- Developer: Terminal Sunset
- Publisher: StarPlay
- Designer: Ravi Mehta
- Platform: Macintosh
- Release: 1995
- Genre: Scrolling shooter
- Mode: Single-player

= ShadowWraith =

1995 video game

ShadowWraith is a top-down view scrolling shooter video game created by American studio Terminal Sunset for the Macintosh, and published by StarPlay. The game has a sequel called Souls in the System.

As of December 2002, the StarPlay online product catalog indicated that the company was no longer selling games directly.

==Story==
In the game, the player assumes the role of an artificial intelligence representation of a man named Alex Kendall, who was assassinated for having associations with the Defense Department. Before his annihilation, Kendall's work in the Defense Department had grown unsatisfying for him, and so he instead devoted his time and efforts to the expansion of the ever growing cyberspace. In his latest project, he had created a way of designing a person's ego into the net, with such a cybernetic ego incorporating personality and intelligence in addition to tactile senses, using his own as a prototype. His attempt at doing so was a success, though Kendall never got a chance to reveal his findings to the world, as he was killed shortly after, awaking to see his family die at the hands of his murderers. Soon afterwards, Kendall's mind came to life again in the form of a cyberspace program.

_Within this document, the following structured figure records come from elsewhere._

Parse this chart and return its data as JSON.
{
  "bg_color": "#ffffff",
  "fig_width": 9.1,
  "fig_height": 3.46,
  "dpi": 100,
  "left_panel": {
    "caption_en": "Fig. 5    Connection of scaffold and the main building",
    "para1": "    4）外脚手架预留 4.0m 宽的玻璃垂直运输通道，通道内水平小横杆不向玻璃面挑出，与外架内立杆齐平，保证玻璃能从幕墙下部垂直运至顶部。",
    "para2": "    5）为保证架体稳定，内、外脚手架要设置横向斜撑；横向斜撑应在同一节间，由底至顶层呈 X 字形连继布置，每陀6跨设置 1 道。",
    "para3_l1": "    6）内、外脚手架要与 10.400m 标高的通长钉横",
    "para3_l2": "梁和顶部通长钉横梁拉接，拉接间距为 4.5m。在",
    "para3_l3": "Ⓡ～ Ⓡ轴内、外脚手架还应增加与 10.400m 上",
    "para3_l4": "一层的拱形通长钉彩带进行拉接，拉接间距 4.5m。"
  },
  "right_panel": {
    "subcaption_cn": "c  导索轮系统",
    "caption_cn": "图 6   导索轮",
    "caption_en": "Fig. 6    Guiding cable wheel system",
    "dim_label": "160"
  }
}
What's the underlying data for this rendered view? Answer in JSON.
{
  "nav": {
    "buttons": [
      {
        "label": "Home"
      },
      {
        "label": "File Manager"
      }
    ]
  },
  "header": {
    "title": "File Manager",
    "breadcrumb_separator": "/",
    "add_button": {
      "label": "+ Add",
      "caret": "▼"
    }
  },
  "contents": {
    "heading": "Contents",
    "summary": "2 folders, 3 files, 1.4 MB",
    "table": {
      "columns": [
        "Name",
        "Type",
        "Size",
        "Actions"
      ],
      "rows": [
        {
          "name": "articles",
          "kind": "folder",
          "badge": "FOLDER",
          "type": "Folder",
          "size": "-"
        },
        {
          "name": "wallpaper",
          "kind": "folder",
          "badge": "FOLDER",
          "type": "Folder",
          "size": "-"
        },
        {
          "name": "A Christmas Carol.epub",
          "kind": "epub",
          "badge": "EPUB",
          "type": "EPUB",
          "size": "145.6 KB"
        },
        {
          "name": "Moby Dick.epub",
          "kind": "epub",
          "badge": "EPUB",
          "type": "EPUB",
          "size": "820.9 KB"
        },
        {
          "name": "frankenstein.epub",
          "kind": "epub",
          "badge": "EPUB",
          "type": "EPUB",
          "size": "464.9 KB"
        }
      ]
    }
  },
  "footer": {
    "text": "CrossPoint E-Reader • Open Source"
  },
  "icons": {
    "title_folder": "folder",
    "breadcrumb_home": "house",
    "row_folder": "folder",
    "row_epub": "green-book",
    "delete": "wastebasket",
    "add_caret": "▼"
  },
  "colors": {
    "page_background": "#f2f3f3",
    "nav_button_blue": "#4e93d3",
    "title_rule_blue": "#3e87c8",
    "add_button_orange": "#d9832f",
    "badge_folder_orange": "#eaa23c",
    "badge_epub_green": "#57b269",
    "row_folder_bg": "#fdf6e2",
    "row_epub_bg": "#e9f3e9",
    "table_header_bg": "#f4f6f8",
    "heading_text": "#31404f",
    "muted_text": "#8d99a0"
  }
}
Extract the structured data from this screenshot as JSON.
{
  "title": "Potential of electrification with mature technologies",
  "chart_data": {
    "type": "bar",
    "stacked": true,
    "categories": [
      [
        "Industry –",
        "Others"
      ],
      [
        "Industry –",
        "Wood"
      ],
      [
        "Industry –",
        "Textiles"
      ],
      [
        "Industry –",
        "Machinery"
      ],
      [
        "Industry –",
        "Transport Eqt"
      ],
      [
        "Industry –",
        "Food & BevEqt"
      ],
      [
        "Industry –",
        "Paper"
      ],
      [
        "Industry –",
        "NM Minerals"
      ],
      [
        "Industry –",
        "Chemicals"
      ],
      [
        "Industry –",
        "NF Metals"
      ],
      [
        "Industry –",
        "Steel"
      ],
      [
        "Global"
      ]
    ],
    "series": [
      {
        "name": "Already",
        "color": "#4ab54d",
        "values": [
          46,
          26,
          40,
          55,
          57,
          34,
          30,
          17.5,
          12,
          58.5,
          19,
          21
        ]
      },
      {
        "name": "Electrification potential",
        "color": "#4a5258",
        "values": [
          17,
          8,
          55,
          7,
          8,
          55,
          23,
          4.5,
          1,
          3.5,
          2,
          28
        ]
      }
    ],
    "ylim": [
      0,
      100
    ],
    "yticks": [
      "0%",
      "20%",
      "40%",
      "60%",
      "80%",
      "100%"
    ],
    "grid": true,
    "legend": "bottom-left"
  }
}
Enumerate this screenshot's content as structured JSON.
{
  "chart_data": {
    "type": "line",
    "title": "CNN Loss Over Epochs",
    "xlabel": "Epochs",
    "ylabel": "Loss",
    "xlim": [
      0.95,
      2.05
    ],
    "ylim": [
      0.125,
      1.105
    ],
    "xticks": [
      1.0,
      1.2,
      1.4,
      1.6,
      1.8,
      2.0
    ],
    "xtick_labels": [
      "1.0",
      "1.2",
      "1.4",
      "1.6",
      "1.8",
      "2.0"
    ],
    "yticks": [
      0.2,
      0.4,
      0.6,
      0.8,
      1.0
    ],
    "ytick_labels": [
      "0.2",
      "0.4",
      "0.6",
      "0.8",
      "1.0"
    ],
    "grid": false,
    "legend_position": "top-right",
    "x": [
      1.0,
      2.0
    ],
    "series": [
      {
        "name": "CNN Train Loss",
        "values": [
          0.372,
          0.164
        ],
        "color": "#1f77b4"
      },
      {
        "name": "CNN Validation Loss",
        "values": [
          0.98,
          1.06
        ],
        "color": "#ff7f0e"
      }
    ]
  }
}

Throughout the game, the player controls Alex Kendall's cyberspace program of himself, seeking revenge of his family, and his own mortal self. The phrase "Revenge is best served on the Net" is shown in the opening titles before game play commences.

==Soundtrack==
The soundtrack was composed by Steven Allen, Andrew Schlesinger, Volker Tripp, and Thomas Chenhall, with the songs being stored in MOD format. It consisted of the following song titles in alleged order of game play:

1. Extend
2. Into the Shadow
3. Haunt
4. Night
5. Cyberride
6. Fall
7. Wraith
8. Marshins
9. Dance of Zax
10. Overlord
11. World
12. Ryu
13. Stardust (Memories)
14. Oblivion
15. Silntrac (Silent Racer)
16. Elysium
17. Molecule (Molecule's Revenge)
18. DENSETSU
19. Pulse
20. Off Line Pulse
21. Dance Factory
22. Internal Impactor
23. Evergladez
24. Space
25. Xenon

==Reception==
Inside Mac Games complimented the game on its detailed physics model and music, among other things, and commented that ShadowWraith was better than the other games in its genre, though there were slight difficulties with switching weapons during gameplay and slower performance on 68030-based Macs.

==Sequel==
Souls in the System is a sequel to ShadowWraith, released in 1996 for the Macintosh. It included multiplayer modes. It was designed and developed by Ravi J.K. Mehta of Terminal Sunset Software. The cover illustration was designed by Peter Bollinger and came with the CD containing the program and music files.